If Levin's bill is passed, it will prohibit misleading statements on these mailings, require more disclosure, impose a civil penalty of $10,000 for each deceptive mailing and give the Postal Service the tools to pursue offenders.
For example, under this proposed act the Postal Service will be able to issue regulations to restrict misleading language as well as update those regulations in order to keep them effective against the schemes. The bill also will give the Postal Service the subpoena power to respond quickly, and require sweepstakes mailings to disclose the chances of winning and to make a clear statement that a purchase is not required to win.
"Complaints about these mailings are one of the top ten consumer complaints in the nation. I have received numerous complaints from my constituents in Michigan asking that something be done to provide relief from these mailings. Senior citizens are particular targets of these schemes because they are the most vulnerable, " Sen. Levin said in a statement. "While State Attorneys General have taken action and entered into agreements to end the most egregious practices against many of the companies that use deceptive mailings, these companies continue their deceptive practices in other states that don't have an agreement. Consequently, federal legislation is needed."
The bill is similar to legislation Levin introduced in the last Congress, and is cosponsored by Sen. Richard Durbin (D-IL) and Sen. Susan Collins (R-ME).
Sen. Collins' bill, called The Deceptive Mail Prevention and Enforcement Act, is "designed to stem the tide of deceptive mailings that are flooding the mailboxes of the people of Maine and the throughout the country."
Collins bill would prohibit mailings from resembling official government documents or creating the impression that the mailing is connected with or endorsed by the federal government.
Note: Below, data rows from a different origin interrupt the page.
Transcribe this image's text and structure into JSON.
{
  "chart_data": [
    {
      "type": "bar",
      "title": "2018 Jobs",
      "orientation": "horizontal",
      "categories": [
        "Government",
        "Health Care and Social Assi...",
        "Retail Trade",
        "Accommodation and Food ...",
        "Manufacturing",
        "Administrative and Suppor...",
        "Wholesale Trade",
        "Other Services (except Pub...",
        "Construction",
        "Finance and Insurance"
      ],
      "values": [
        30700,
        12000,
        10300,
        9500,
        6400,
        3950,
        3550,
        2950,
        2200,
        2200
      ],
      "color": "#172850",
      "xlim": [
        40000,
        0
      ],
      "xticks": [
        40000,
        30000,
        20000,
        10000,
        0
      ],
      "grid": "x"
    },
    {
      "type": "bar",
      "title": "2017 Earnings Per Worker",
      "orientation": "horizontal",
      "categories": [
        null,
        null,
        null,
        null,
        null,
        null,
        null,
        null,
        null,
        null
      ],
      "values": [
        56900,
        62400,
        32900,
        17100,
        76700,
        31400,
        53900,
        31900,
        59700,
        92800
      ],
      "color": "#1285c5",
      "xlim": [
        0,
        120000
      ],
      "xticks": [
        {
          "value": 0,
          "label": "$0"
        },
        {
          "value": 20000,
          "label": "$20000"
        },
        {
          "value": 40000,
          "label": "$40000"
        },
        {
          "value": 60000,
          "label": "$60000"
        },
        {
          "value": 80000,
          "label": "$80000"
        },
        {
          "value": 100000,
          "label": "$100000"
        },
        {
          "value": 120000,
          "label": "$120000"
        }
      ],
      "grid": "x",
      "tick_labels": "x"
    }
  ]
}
It would also give the U.S. Postal Inspection Service subpoena powers to probe fraudulent sweepstakes operations and subject violators to graduated civil penalties of between $50,000 and $2 million, depending on the size of the mailings.
Sen. Collins was joined in introducing the bill by Sen. Thad Cochran (R-MA), chairman of the International, Security and Proliferation and Federal Services Subcommittee, which has legislative jurisdiction over the issues covered in the bill. Sens. Levin and Durbin also joined in cosponsoring the Collins-Cochran legislation.
The Senate Governmental Affairs Committee's Permanent Subcommittee
on Investigations is expected to hold additional hearings in early March on the impact these deceptive practices have had on the American people, particularly the elderly.